Mehmet ARIK adlı üyeden alıntı

Çok düşük ihtimaller yüzünden gereksiz yere tepki gösteriyorsun. Terör falan tamemen saçmalık. Nükleer santralin merkez noktası yerin 20 metre altına ve 2,5 megatonluk patlamalara dayanacak şekilde yapılıyor. Sen ne dersen de hepsi düşünülmüş.
Ülkemizde insanlara daha iyi ve ucuz hizmet için elektrik götürmek ne zamandan beri insanlara saygısızlık ve değerini düşürücü bir hareket olarak algılanmaya başlandı. Nasıl bir algıdır bu anlamadım. Elektrik kesilir, "Avrupa böyle mi ya, 10 yıldır elektrik kesintisi yaşamamışlar. İnsanlara saygı var abi insanın bi değeri var." dersiniz. Bu seferde elektrik santrali kuruluyor diye insanın değerini düşürdünüz. Elektrik insandan daha değerli değildir, insan değerli olduğu için elektriği kullanmayı hakeder. Algı farkı bu işte.

Rüzgar enerjisi zaten bolca kullanılıyor. Tanesi 900.000 euroya malediliyormuş. 1 nükleer enerji santralinin 1 yılda ürettiği enerjiye ulaşmak için 600bine yakın rüzgar tribünü gerekiyor. Bu mantıklımı sence? Hemde yaz aylarında %15 verimle çalışan bir sistem. Bir şehrin elektriğini rüzgar tribünlerine bağlasan yazın aydınlanmaya yetecek bile elektrikleri olmayacak. Bunlar hiç düşünülmeden ortaya atılan saçma alternatifler.

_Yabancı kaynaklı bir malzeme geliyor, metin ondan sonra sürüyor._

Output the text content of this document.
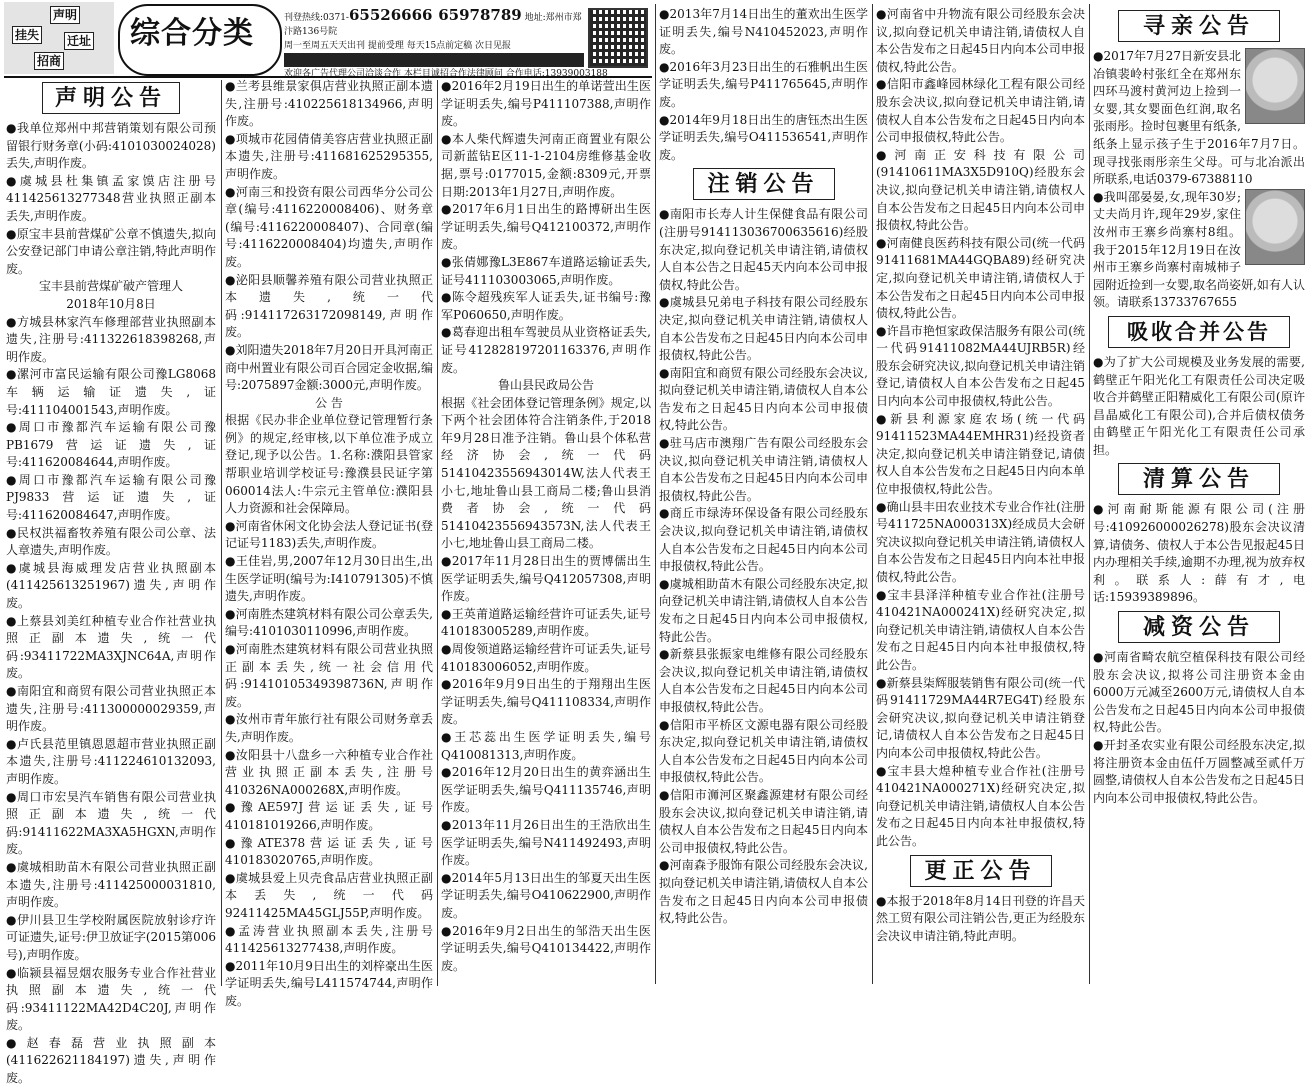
声明
挂失 迁址
招商
综合分类	刊登热线:0371-65526666 65978789 地址:郑州市郑汴路136号院
周一至周五天天出刊 提前受理 每天15点前定稿 次日见报
欢迎各广告代理公司洽谈合作 本栏目诚招合作法律顾问 合作电话:13939003188
声明公告

●我单位郑州中邦营销策划有限公司预留银行财务章(小码:4101030024028)丢失,声明作废。

●虞城县杜集镇孟家馍店注册号411425613277348营业执照正副本丢失,声明作废。

●原宝丰县前营煤矿公章不慎遗失,拟向公安登记部门申请公章注销,特此声明作废。

宝丰县前营煤矿破产管理人

2018年10月8日

●方城县林家汽车修理部营业执照副本遗失,注册号:411322618398268,声明作废。

●漯河市富民运输有限公司豫LG8068车辆运输证遗失,证号:411104001543,声明作废。

●周口市豫都汽车运输有限公司豫PB1679营运证遗失,证号:411620084644,声明作废。

●周口市豫都汽车运输有限公司豫PJ9833营运证遗失,证号:411620084647,声明作废。

●民权洪福畜牧养殖有限公司公章、法人章遗失,声明作废。

●虞城县海威理发店营业执照副本(411425613251967)遗失,声明作废。

●上蔡县刘美红种植专业合作社营业执照正副本遗失,统一代码:93411722MA3XJNC64A,声明作废。

●南阳宜和商贸有限公司营业执照正本遗失,注册号:411300000029359,声明作废。

●卢氏县范里镇恩恩超市营业执照正副本遗失,注册号:411224610132093,声明作废。

●周口市宏昊汽车销售有限公司营业执照正副本遗失,统一代码:91411622MA3XA5HGXN,声明作废。

●虞城相助苗木有限公司营业执照正副本遗失,注册号:411425000031810,声明作废。

●伊川县卫生学校附属医院放射诊疗许可证遗失,证号:伊卫放证字(2015第006号),声明作废。

●临颍县福昱烟农服务专业合作社营业执照副本遗失,统一代码:93411122MA42D4C20J,声明作废。

●赵春磊营业执照副本(411622621184197)遗失,声明作废。

●兰考县维景家俱店营业执照正副本遗失,注册号:410225618134966,声明作废。

●项城市花园倩倩美容店营业执照正副本遗失,注册号:411681625295355,声明作废。

●河南三和投资有限公司西华分公司公章(编号:4116220008406)、财务章(编号:4116220008407)、合同章(编号:4116220008404)均遗失,声明作废。

●泌阳县顺馨养殖有限公司营业执照正本遗失,统一代码:914117263172098149,声明作废。

●刘阳遗失2018年7月20日开具河南正商中州置业有限公司百合园定金收据,编号:2075897金额:3000元,声明作废。

公 告

根据《民办非企业单位登记管理暂行条例》的规定,经审核,以下单位准予成立登记,现予以公告。1.名称:濮阳县管家帮职业培训学校证号:豫濮县民证字第060014法人:牛宗元主管单位:濮阳县人力资源和社会保障局。

●河南省休闲文化协会法人登记证书(登记证号1183)丢失,声明作废。

●王佳岩,男,2007年12月30日出生,出生医学证明(编号为:I410791305)不慎遗失,声明作废。

●河南胜杰建筑材料有限公司公章丢失,编号:4101030110996,声明作废。

●河南胜杰建筑材料有限公司营业执照正副本丢失,统一社会信用代码:91410105349398736N,声明作废。

●汝州市青年旅行社有限公司财务章丢失,声明作废。

●汝阳县十八盘乡一六种植专业合作社营业执照正副本丢失,注册号410326NA000268X,声明作废。

●豫AE597J营运证丢失,证号410181019266,声明作废。

●豫ATE378营运证丢失,证号410183020765,声明作废。

●虞城县爱上贝壳食品店营业执照正副本丢失,统一代码92411425MA45GLJ55P,声明作废。

●孟涛营业执照副本丢失,注册号411425613277438,声明作废。

●2011年10月9日出生的刘梓豪出生医学证明丢失,编号L411574744,声明作废。

●2016年2月19日出生的单诺萱出生医学证明丢失,编号P411107388,声明作废。

●本人柴代辉遗失河南正商置业有限公司新蓝钻E区11-1-2104房维修基金收据,票号:0177015,金额:8309元,开票日期:2013年1月27日,声明作废。

●2017年6月1日出生的路博研出生医学证明丢失,编号Q412100372,声明作废。

●张倩娜豫L3E867车道路运输证丢失,证号411103003065,声明作废。

●陈令超残疾军人证丢失,证书编号:豫军P060650,声明作废。

●葛春迎出租车驾驶员从业资格证丢失,证号412828197201163376,声明作废。

鲁山县民政局公告

根据《社会团体登记管理条例》规定,以下两个社会团体符合注销条件,于2018年9月28日准予注销。鲁山县个体私营经济协会,统一代码51410423556943014W,法人代表王小七,地址鲁山县工商局二楼;鲁山县消费者协会,统一代码51410423556943573N,法人代表王小七,地址鲁山县工商局二楼。

●2017年11月28日出生的贾博儒出生医学证明丢失,编号Q412057308,声明作废。

●王英莆道路运输经营许可证丢失,证号410183005289,声明作废。

●周俊领道路运输经营许可证丢失,证号410183006052,声明作废。

●2016年9月9日出生的于翔翔出生医学证明丢失,编号Q411108334,声明作废。

●王芯蕊出生医学证明丢失,编号Q410081313,声明作废。

●2016年12月20日出生的黄弈涵出生医学证明丢失,编号Q411135746,声明作废。

●2013年11月26日出生的王浩欣出生医学证明丢失,编号N411492493,声明作废。

●2014年5月13日出生的邹夏天出生医学证明丢失,编号O410622900,声明作废。

●2016年9月2日出生的邹浩天出生医学证明丢失,编号Q410134422,声明作废。

●2013年7月14日出生的董欢出生医学证明丢失,编号N410452023,声明作废。

●2016年3月23日出生的石雅帆出生医学证明丢失,编号P411765645,声明作废。

●2014年9月18日出生的唐钰杰出生医学证明丢失,编号O411536541,声明作废。

注销公告

●南阳市长寿人计生保健食品有限公司(注册号914113036700635616)经股东决定,拟向登记机关申请注销,请债权人自本公告之日起45天内向本公司申报债权,特此公告。

●虞城县兄弟电子科技有限公司经股东决定,拟向登记机关申请注销,请债权人自本公告发布之日起45日内向本公司申报债权,特此公告。

●南阳宜和商贸有限公司经股东会决议,拟向登记机关申请注销,请债权人自本公告发布之日起45日内向本公司申报债权,特此公告。

●驻马店市澳翔广告有限公司经股东会决议,拟向登记机关申请注销,请债权人自本公告发布之日起45日内向本公司申报债权,特此公告。

●商丘市绿涛环保设备有限公司经股东会决议,拟向登记机关申请注销,请债权人自本公告发布之日起45日内向本公司申报债权,特此公告。

●虞城相助苗木有限公司经股东决定,拟向登记机关申请注销,请债权人自本公告发布之日起45日内向本公司申报债权,特此公告。

●新蔡县张振家电维修有限公司经股东会决议,拟向登记机关申请注销,请债权人自本公告发布之日起45日内向本公司申报债权,特此公告。

●信阳市平桥区文源电器有限公司经股东决定,拟向登记机关申请注销,请债权人自本公告发布之日起45日内向本公司申报债权,特此公告。

●信阳市浉河区聚鑫源建材有限公司经股东会决议,拟向登记机关申请注销,请债权人自本公告发布之日起45日内向本公司申报债权,特此公告。

●河南森予服饰有限公司经股东会决议,拟向登记机关申请注销,请债权人自本公告发布之日起45日内向本公司申报债权,特此公告。

●河南省中升物流有限公司经股东会决议,拟向登记机关申请注销,请债权人自本公告发布之日起45日内向本公司申报债权,特此公告。

●信阳市鑫峰园林绿化工程有限公司经股东会决议,拟向登记机关申请注销,请债权人自本公告发布之日起45日内向本公司申报债权,特此公告。

●河南正安科技有限公司(91410611MA3X5D910Q)经股东会决议,拟向登记机关申请注销,请债权人自本公告发布之日起45日内向本公司申报债权,特此公告。

●河南健良医药科技有限公司(统一代码91411681MA44GQBA89)经研究决定,拟向登记机关申请注销,请债权人于本公告发布之日起45日内向本公司申报债权,特此公告。

●许昌市艳恒家政保洁服务有限公司(统一代码91411082MA44UJRB5R)经股东会研究决议,拟向登记机关申请注销登记,请债权人自本公告发布之日起45日内向本公司申报债权,特此公告。

●新县利源家庭农场(统一代码91411523MA44EMHR31)经投资者决定,拟向登记机关申请注销登记,请债权人自本公告发布之日起45日内向本单位申报债权,特此公告。

●确山县丰田农业技术专业合作社(注册号411725NA000313X)经成员大会研究决议拟向登记机关申请注销,请债权人自本公告发布之日起45日内向本社申报债权,特此公告。

●宝丰县泽洋种植专业合作社(注册号410421NA000241X)经研究决定,拟向登记机关申请注销,请债权人自本公告发布之日起45日内向本社申报债权,特此公告。

●新蔡县柒辉服装销售有限公司(统一代码91411729MA44R7EG4T)经股东会研究决议,拟向登记机关申请注销登记,请债权人自本公告发布之日起45日内向本公司申报债权,特此公告。

●宝丰县大煌种植专业合作社(注册号410421NA000271X)经研究决定,拟向登记机关申请注销,请债权人自本公告发布之日起45日内向本社申报债权,特此公告。

更正公告

●本报于2018年8月14日刊登的许昌天然工贸有限公司注销公告,更正为经股东会决议申请注销,特此声明。

寻亲公告

●2017年7月27日新安县北冶镇裴岭村张红全在郑州东四环马渡村黄河边上捡到一女婴,其女婴面色红润,取名张雨彤。捡时包裹里有纸条,纸条上显示孩子生于2016年7月7日。现寻找张雨彤亲生父母。可与北冶派出所联系,电话0379-67388110

●我叫邵晏晏,女,现年30岁;丈夫尚月许,现年29岁,家住汝州市王寨乡尚寨村8组。我于2015年12月19日在汝州市王寨乡尚寨村南城柿子园附近捡到一女婴,取名尚姿妍,如有人认领。请联系13733767655

吸收合并公告

●为了扩大公司规模及业务发展的需要,鹤壁正午阳光化工有限责任公司决定吸收合并鹤壁正阳精威化工有限公司(原许昌晶威化工有限公司),合并后债权债务由鹤壁正午阳光化工有限责任公司承担。

清算公告

●河南耐斯能源有限公司(注册号:410926000026278)股东会决议清算,请债务、债权人于本公告见报起45日内办理相关手续,逾期不办理,视为放弃权利。联系人:薛有才,电话:15939389896。

减资公告

●河南省畸农航空植保科技有限公司经股东会决议,拟将公司注册资本金由6000万元减至2600万元,请债权人自本公告发布之日起45日内向本公司申报债权,特此公告。

●开封圣农实业有限公司经股东决定,拟将注册资本金由伍仟万圆整减至贰仟万圆整,请债权人自本公告发布之日起45日内向本公司申报债权,特此公告。
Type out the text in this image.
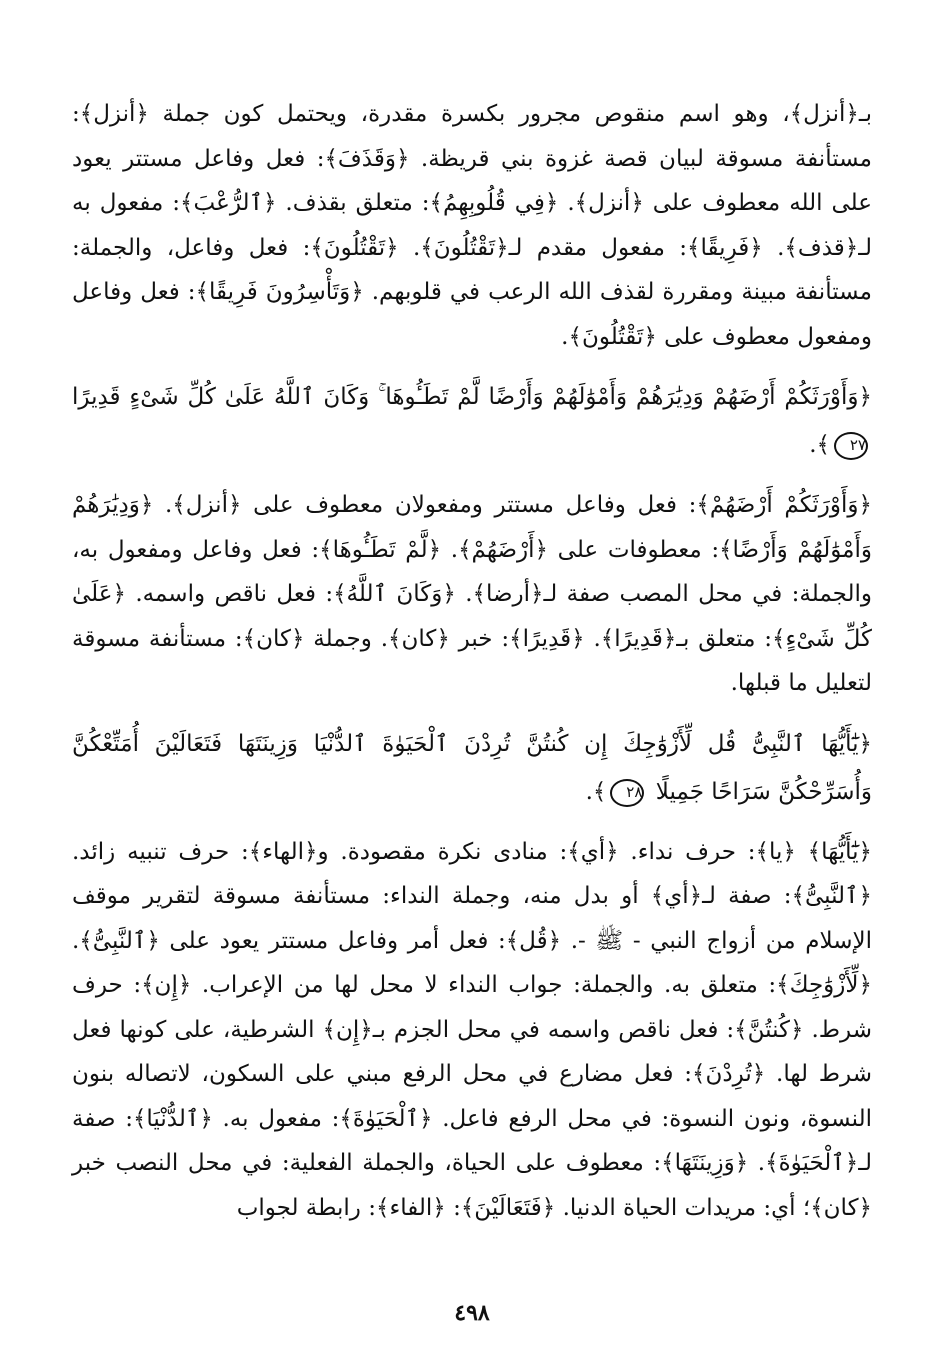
بـ﴿أنزل﴾، وهو اسم منقوص مجرور بكسرة مقدرة، ويحتمل كون جملة ﴿أنزل﴾: مستأنفة مسوقة لبيان قصة غزوة بني قريظة. ﴿وَقَذَفَ﴾: فعل وفاعل مستتر يعود على الله معطوف على ﴿أنزل﴾. ﴿فِي قُلُوبِهِمُ﴾: متعلق بقذف. ﴿ٱلرُّعْبَ﴾: مفعول به لـ﴿قذف﴾. ﴿فَرِيقًا﴾: مفعول مقدم لـ﴿تَقْتُلُونَ﴾. ﴿تَقْتُلُونَ﴾: فعل وفاعل، والجملة: مستأنفة مبينة ومقررة لقذف الله الرعب في قلوبهم. ﴿وَتَأْسِرُونَ فَرِيقًا﴾: فعل وفاعل ومفعول معطوف على ﴿تَقْتُلُونَ﴾.

﴿وَأَوْرَثَكُمْ أَرْضَهُمْ وَدِيَٰرَهُمْ وَأَمْوَٰلَهُمْ وَأَرْضًا لَّمْ تَطَـُٔوهَا ۚ وَكَانَ ٱللَّهُ عَلَىٰ كُلِّ شَىْءٍ قَدِيرًا ٢٧﴾.

﴿وَأَوْرَثَكُمْ أَرْضَهُمْ﴾: فعل وفاعل مستتر ومفعولان معطوف على ﴿أنزل﴾. ﴿وَدِيَٰرَهُمْ وَأَمْوَٰلَهُمْ وَأَرْضًا﴾: معطوفات على ﴿أَرْضَهُمْ﴾. ﴿لَّمْ تَطَـُٔوهَا﴾: فعل وفاعل ومفعول به، والجملة: في محل المصب صفة لـ﴿أرضا﴾. ﴿وَكَانَ ٱللَّهُ﴾: فعل ناقص واسمه. ﴿عَلَىٰ كُلِّ شَىْءٍ﴾: متعلق بـ﴿قَدِيرًا﴾. ﴿قَدِيرًا﴾: خبر ﴿كان﴾. وجملة ﴿كان﴾: مستأنفة مسوقة لتعليل ما قبلها.

﴿يَٰٓأَيُّهَا ٱلنَّبِىُّ قُل لِّأَزْوَٰجِكَ إِن كُنتُنَّ تُرِدْنَ ٱلْحَيَوٰةَ ٱلدُّنْيَا وَزِينَتَهَا فَتَعَالَيْنَ أُمَتِّعْكُنَّ وَأُسَرِّحْكُنَّ سَرَاحًا جَمِيلًا ٢٨﴾.

﴿يَٰٓأَيُّهَا﴾ ﴿يا﴾: حرف نداء. ﴿أي﴾: منادى نكرة مقصودة. و﴿الهاء﴾: حرف تنبيه زائد. ﴿ٱلنَّبِىُّ﴾: صفة لـ﴿أي﴾ أو بدل منه، وجملة النداء: مستأنفة مسوقة لتقرير موقف الإسلام من أزواج النبي - ﷺ -. ﴿قُل﴾: فعل أمر وفاعل مستتر يعود على ﴿ٱلنَّبِىُّ﴾. ﴿لِّأَزْوَٰجِكَ﴾: متعلق به. والجملة: جواب النداء لا محل لها من الإعراب. ﴿إِن﴾: حرف شرط. ﴿كُنتُنَّ﴾: فعل ناقص واسمه في محل الجزم بـ﴿إِن﴾ الشرطية، على كونها فعل شرط لها. ﴿تُرِدْنَ﴾: فعل مضارع في محل الرفع مبني على السكون، لاتصاله بنون النسوة، ونون النسوة: في محل الرفع فاعل. ﴿ٱلْحَيَوٰةَ﴾: مفعول به. ﴿ٱلدُّنْيَا﴾: صفة لـ﴿ٱلْحَيَوٰةَ﴾. ﴿وَزِينَتَهَا﴾: معطوف على الحياة، والجملة الفعلية: في محل النصب خبر ﴿كان﴾؛ أي: مريدات الحياة الدنيا. ﴿فَتَعَالَيْنَ﴾: ﴿الفاء﴾: رابطة لجواب

٤٩٨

İnsanı değersizleştiren şey elektiriğin üretilmesi değil. Hızlı treni biz yaptık diyenlerin pamukovada kazada ölen 41 kişiyi yok sayması, 301 kişinin madende ölümünü iş kazası olarak görmesi...

Askerlerinin kaçırıldığı, kaymakamını kurtaramadığın bir bölgede yaşayıp kendini Avrupayla kıyaslamak saçmalık. Yöneticiler her şeyi düşündü mantığınıda bu kadar iş kazasından (!) sonra anlamak mümkün değil...

Ayrıca Savunduğunuz nükleer santralin atığını 1000 yıl boyunca yok edemiyorsunuz. Tüketimi yeni teknolojilerle azaltmak yerine sürekli tehlikeli üretime yönelmenin sonu yok. Zamanla 'bakın elektirk ihraç eder duruma geldik' diyerek her yere nükleer bomba yerleştirecekler heralde.

Neyse hoca bu konuda birbirimizi ikna edemeyiz. ben kaçar.